Well, in hindsight and given the extent to which he’s seems to have taken a hell-or-high water approach to the 10 prognostication, maybe there’s some political motivation related to it? After all, dropping bombs on the advancing enermy during an election gives you better odds of scoring a purple heart than it would in peacetime — a nice swan song appointment courtesy of those you helped, perhaps.
I don’t live in Canada by the way. I live in the US. You know, if this was an American election and some high profile economist made a statement like Dr. Mintz did that was subsequently repeated by a Presidential candidate, every network would have some talking head on within an hour disecting the number and offering their own number — in other words, you wouldn’t need to fact check it on some esoteric board in cyberspace.
Thanks for the note. Dr. Mintz made a very reasonable assumption that the downstream emissions would be included, and in his defense, we are all reading between the lines. I am assuming that the policy, which is said to exempt transportation, implies that only upstream emissions would be covered. As Dr. Mintz points out, a policy with only really big emitters is hard to reconcile with their revenue numbers. NDP revenue numbers are based on covering 350Mt with the cap-and-trade program, and to get this kind of volume, you would either have to cover all emitters over 25kt/yr, or you could also cover emitters over 50kt/yr plus transportation emissions of 160Mt. I really think it’s up to the NDP to clarify their policy. If they clarified that it corresponded to my assumptions, Dr. Mintz would agree with me. The reverse is true…if the NDP proposed to make the “big polluters” pay for the downstream emissions, Dr. Mintz’s number is the right one, or even perhaps a little lower than I would estimate.

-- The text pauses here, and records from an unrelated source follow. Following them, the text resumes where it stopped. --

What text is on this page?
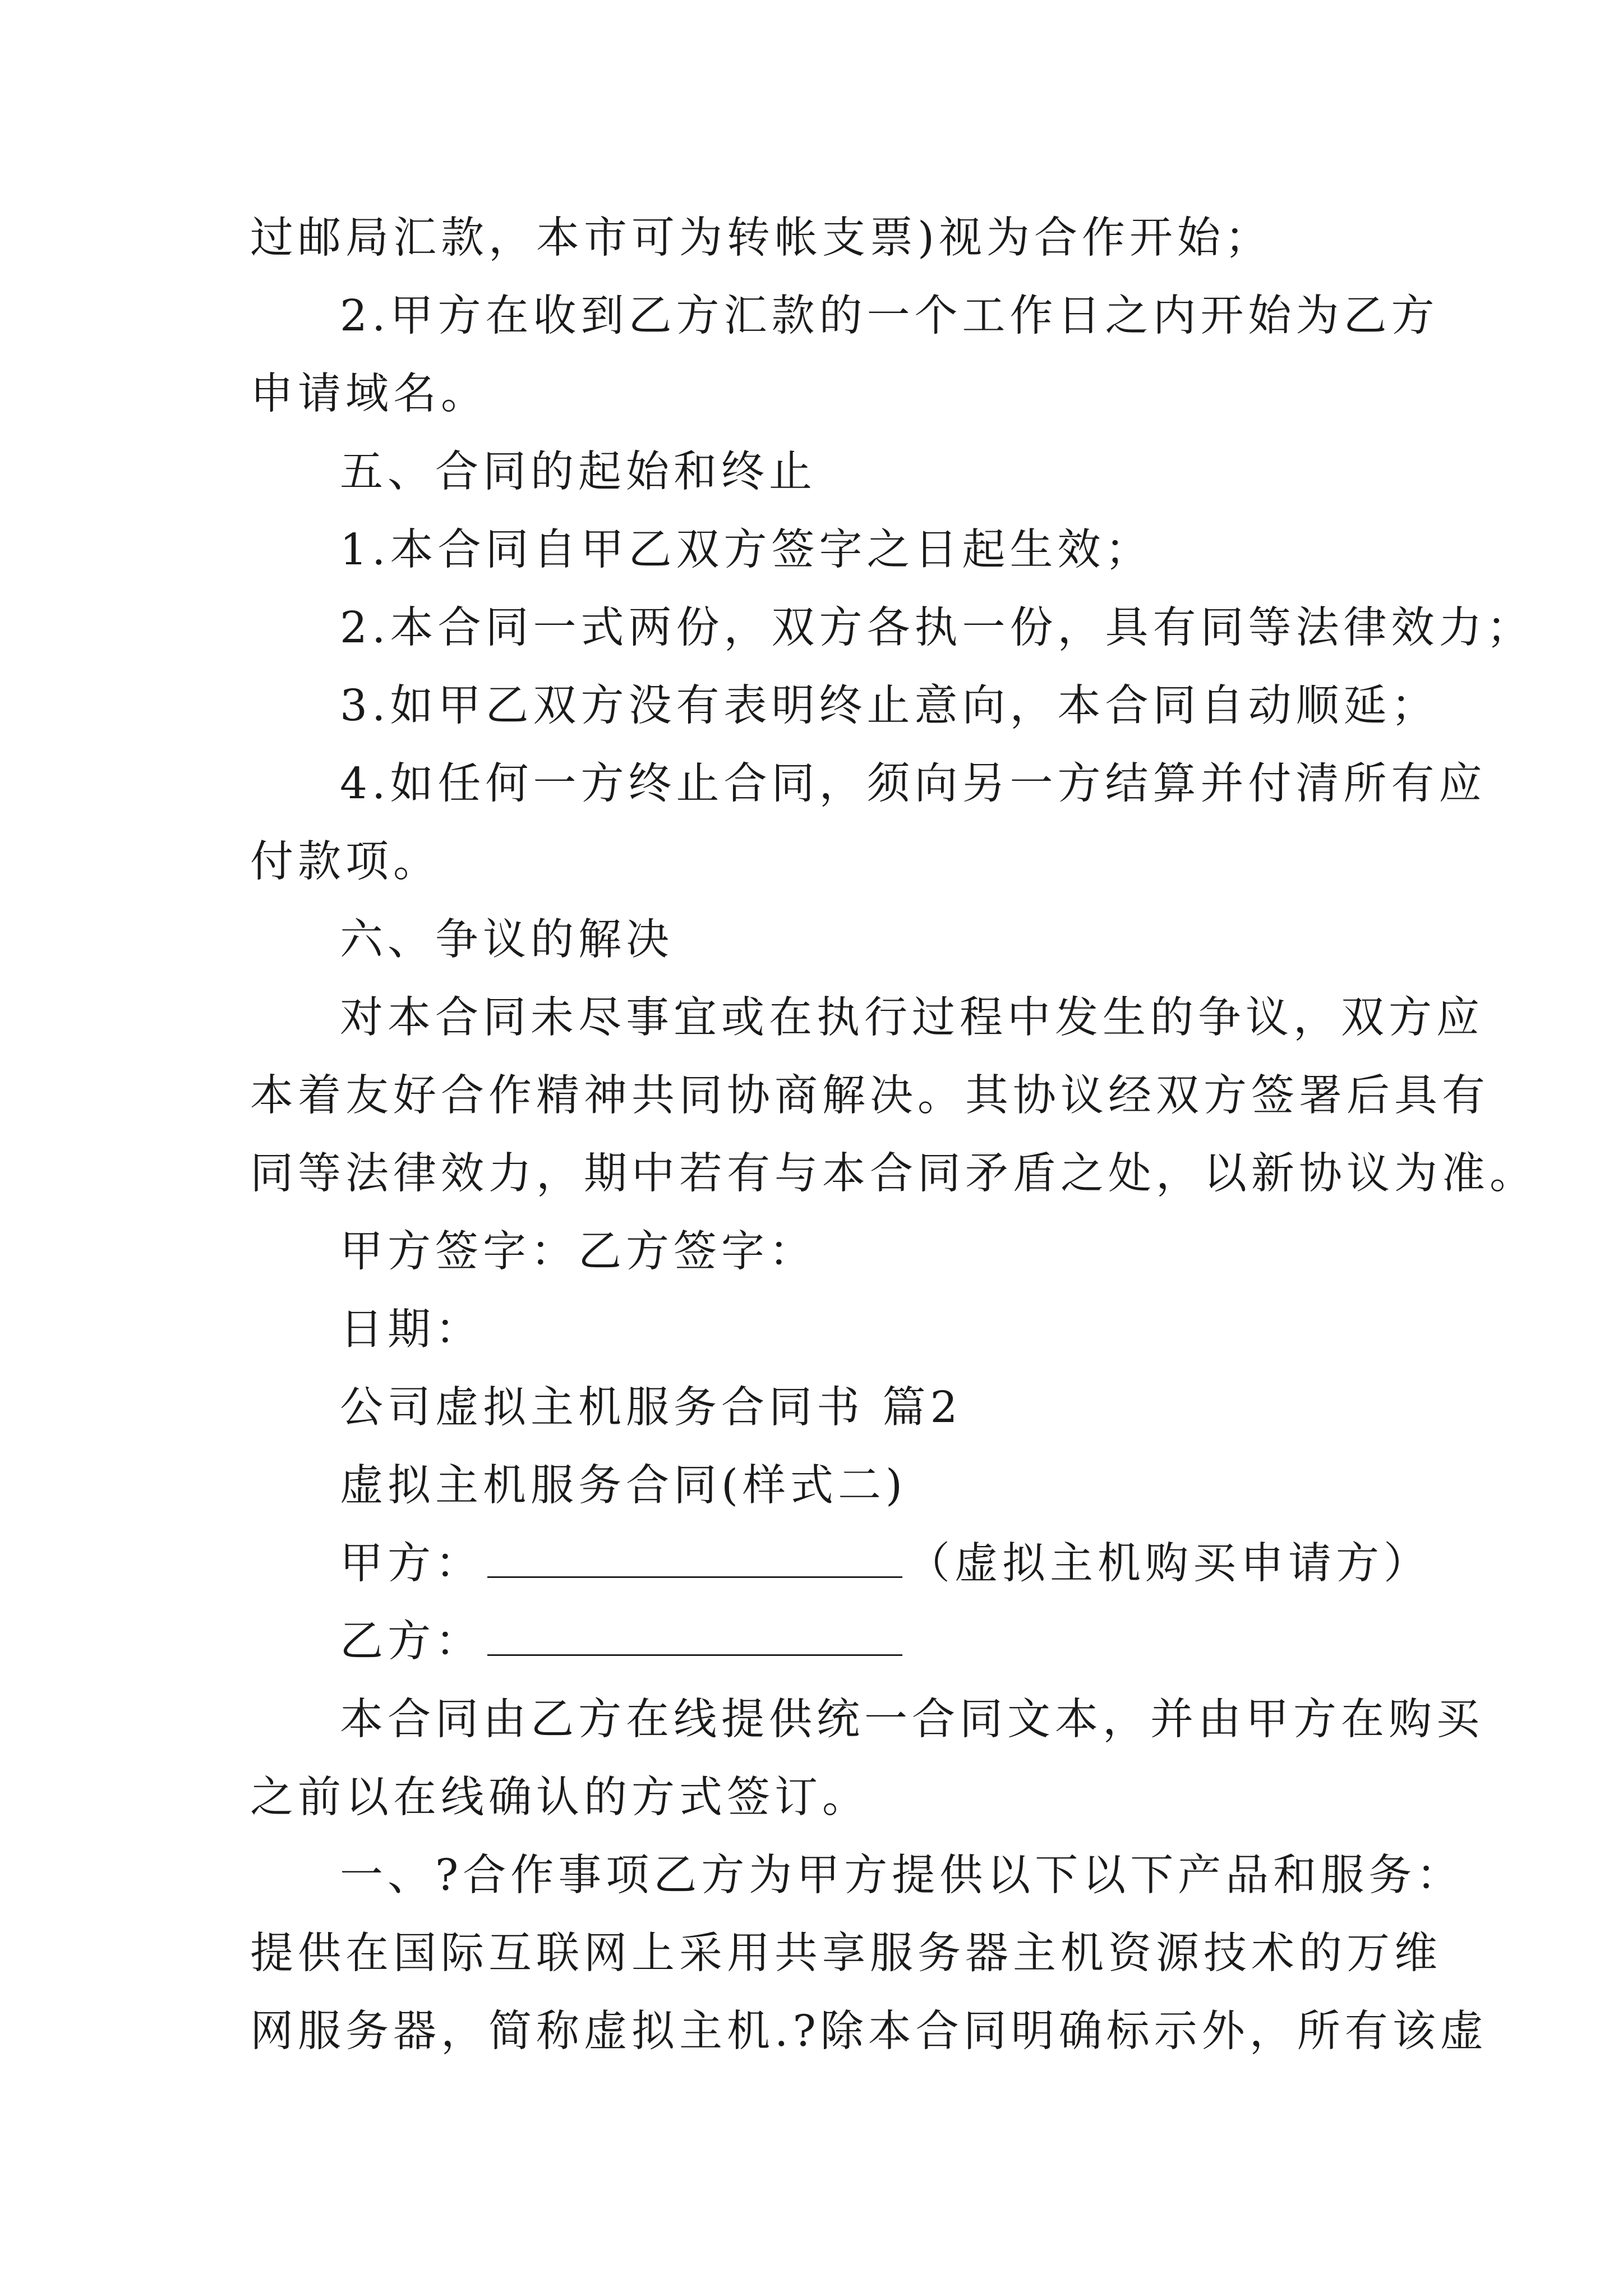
过邮局汇款，本市可为转帐支票)视为合作开始；

2.甲方在收到乙方汇款的一个工作日之内开始为乙方

申请域名。

五、合同的起始和终止

1.本合同自甲乙双方签字之日起生效；

2.本合同一式两份，双方各执一份，具有同等法律效力；

3.如甲乙双方没有表明终止意向，本合同自动顺延；

4.如任何一方终止合同，须向另一方结算并付清所有应

付款项。

六、争议的解决

对本合同未尽事宜或在执行过程中发生的争议，双方应

本着友好合作精神共同协商解决。其协议经双方签署后具有

同等法律效力，期中若有与本合同矛盾之处，以新协议为准。

甲方签字：乙方签字：

日期：

公司虚拟主机服务合同书 篇2

虚拟主机服务合同(样式二)

甲方：	（虚拟主机购买申请方）

乙方：

本合同由乙方在线提供统一合同文本，并由甲方在购买

之前以在线确认的方式签订。

一、?合作事项乙方为甲方提供以下以下产品和服务：

提供在国际互联网上采用共享服务器主机资源技术的万维

网服务器，简称虚拟主机.?除本合同明确标示外，所有该虚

We have (perhaps thankfully) fewer talking heads per capita in Canada, so not as many people talking about it, but I have heard my name mentioned a few times on the news today.
Thanks for reading.
Andrew
Andrew — no need to publish this but thanks for the clarification on your inductive reasoning of the coverage. Why you are clarifying it and not he is another question. One plays with fire when they wade into a debate in a late stage election – its folly not to bring a fire extinguisher along.

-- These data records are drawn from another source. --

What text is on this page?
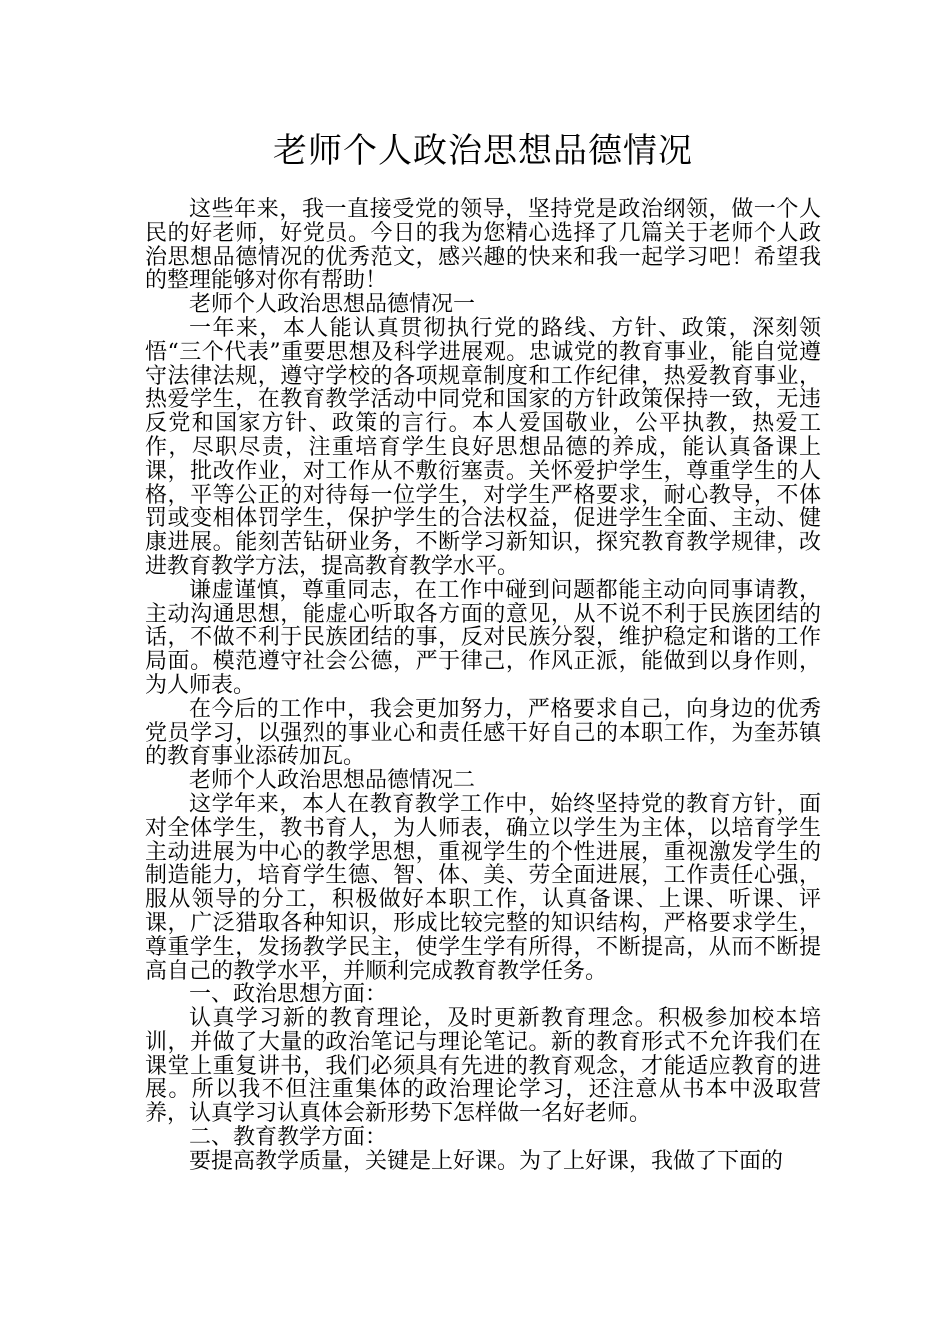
老师个人政治思想品德情况

这些年来，我一直接受党的领导，坚持党是政治纲领，做一个人民的好老师，好党员。今日的我为您精心选择了几篇关于老师个人政治思想品德情况的优秀范文，感兴趣的快来和我一起学习吧！希望我的整理能够对你有帮助！

老师个人政治思想品德情况一

一年来，本人能认真贯彻执行党的路线、方针、政策，深刻领悟“三个代表”重要思想及科学进展观。忠诚党的教育事业，能自觉遵守法律法规，遵守学校的各项规章制度和工作纪律，热爱教育事业，热爱学生，在教育教学活动中同党和国家的方针政策保持一致，无违反党和国家方针、政策的言行。本人爱国敬业，公平执教，热爱工作，尽职尽责，注重培育学生良好思想品德的养成，能认真备课上课，批改作业，对工作从不敷衍塞责。关怀爱护学生，尊重学生的人格，平等公正的对待每一位学生，对学生严格要求，耐心教导，不体罚或变相体罚学生，保护学生的合法权益，促进学生全面、主动、健康进展。能刻苦钻研业务，不断学习新知识，探究教育教学规律，改进教育教学方法，提高教育教学水平。

谦虚谨慎，尊重同志，在工作中碰到问题都能主动向同事请教，主动沟通思想，能虚心听取各方面的意见，从不说不利于民族团结的话，不做不利于民族团结的事，反对民族分裂，维护稳定和谐的工作局面。模范遵守社会公德，严于律己，作风正派，能做到以身作则，为人师表。

在今后的工作中，我会更加努力，严格要求自己，向身边的优秀党员学习，以强烈的事业心和责任感干好自己的本职工作，为奎苏镇的教育事业添砖加瓦。

老师个人政治思想品德情况二

这学年来，本人在教育教学工作中，始终坚持党的教育方针，面对全体学生，教书育人，为人师表，确立以学生为主体，以培育学生主动进展为中心的教学思想，重视学生的个性进展，重视激发学生的制造能力，培育学生德、智、体、美、劳全面进展，工作责任心强，服从领导的分工，积极做好本职工作，认真备课、上课、听课、评课，广泛猎取各种知识，形成比较完整的知识结构，严格要求学生，尊重学生，发扬教学民主，使学生学有所得，不断提高，从而不断提高自己的教学水平，并顺利完成教育教学任务。

一、政治思想方面：

认真学习新的教育理论，及时更新教育理念。积极参加校本培训，并做了大量的政治笔记与理论笔记。新的教育形式不允许我们在课堂上重复讲书，我们必须具有先进的教育观念，才能适应教育的进展。所以我不但注重集体的政治理论学习，还注意从书本中汲取营养，认真学习认真体会新形势下怎样做一名好老师。

二、教育教学方面：

要提高教学质量，关键是上好课。为了上好课，我做了下面的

There’s a lot of scare mongering going on in terms of the costs of carbon pricing — you tell a guy driving an F150 that his fill up is another 10 bucks and that’s a real vote swinger (grey policy or not). Misinformation on the costs killed C&T in the US (that, and the fact that most Americans are skeptical of the science). And when comments come from someone in Alberta — and from a school that has accepted lots of cash from the administration using your quote for political purposes — the reader has a knee-jerk reaction to assume you come from a different church than Paul Krugman.